General information
- Type: Fortress
- Architectural style: Architectural school of Caucasian Albania
- Location: Lahij, Ismailli, Azerbaijan
- Coordinates: 40°48′07″N 48°11′59″E﻿ / ﻿40.80194°N 48.19972°E
- Completed: VII century
- Client: Javanshir

Technical details
- Material: Stone

= Javanshir Fortress =

Javanshir Fortress is a defensive fortress located 4 km north of the village of Talystan in the Ismayilli region, on the right bank of Aghcachay. The castle was built by the ruler Javanshir during the reign of Mehranids dynasty in the Caucasus Albania. The fortress is named after him. It is believed that the fortress was used as an administrative center.

==Structure==
The fortress was constructed of lime and river stones. The area of the fortress is about 1.5 – 2 hectares. It consists of a fortress and an inner fortress called Naringala. It is surrounded by the valley of the Agchay river from three sides.
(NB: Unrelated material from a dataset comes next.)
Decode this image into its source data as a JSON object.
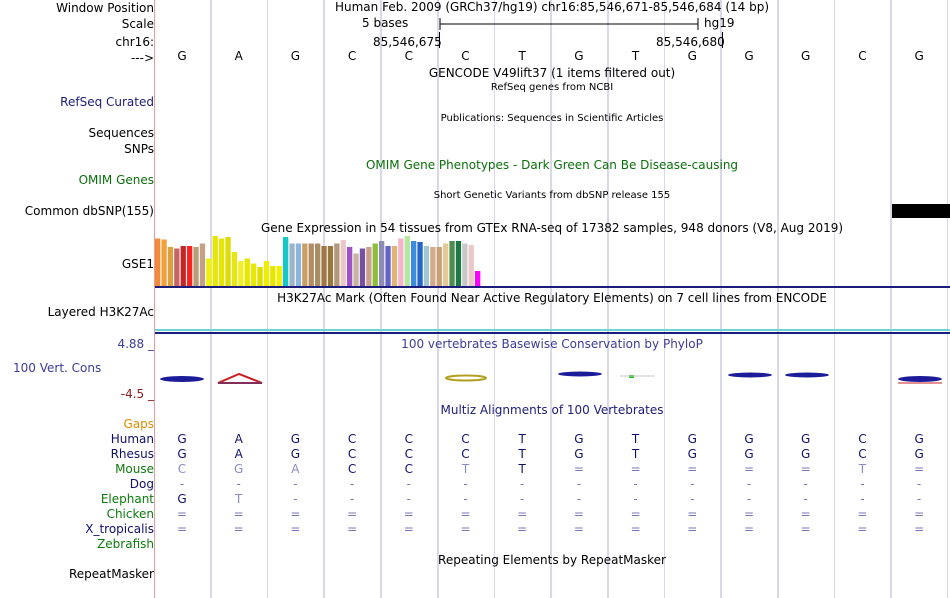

The complex consists of the main part and Ichgala. The polygonal-shaped Ichgala was built on the highest point of the mountain. In most places only the basis of it remains. The walls of the Ichgala are demolished. The thickness of the southern wall of the main portion is 2 meters and its height is more than 10 meters. The western walls were completely destroyed by landslides. The defense complex includes 6 towers and their height are up to 8 meters. At the northern end of the tower there is a wall with a width of 2 meters and a ledge length of 50 meters. The wall is completed with a cylinder-shaped tower. The entrance to the castle was only from the southern side. There was a gate place with 2.5 m width. There were comb-shaped merlons about 0.5 m from each other on top of the walls. Tower was built to strengthen the walls of the castle. Ichgala is in the northern part of the fortress. Towers are four-cornered on the south, and rounded on other sides. Some of their diameters reach 8 meters. The main surveillance point is located at the northern end of the fortress. There used to be a hidden path on the north-eastern side of the fortress. This gave the opportunity to the fortress to communicate with the outside during a blockade.

The exact scheme of it was first compiled by Professor, Doctor of Geographical Sciences, Ramazan Tarverdiyev in 1963.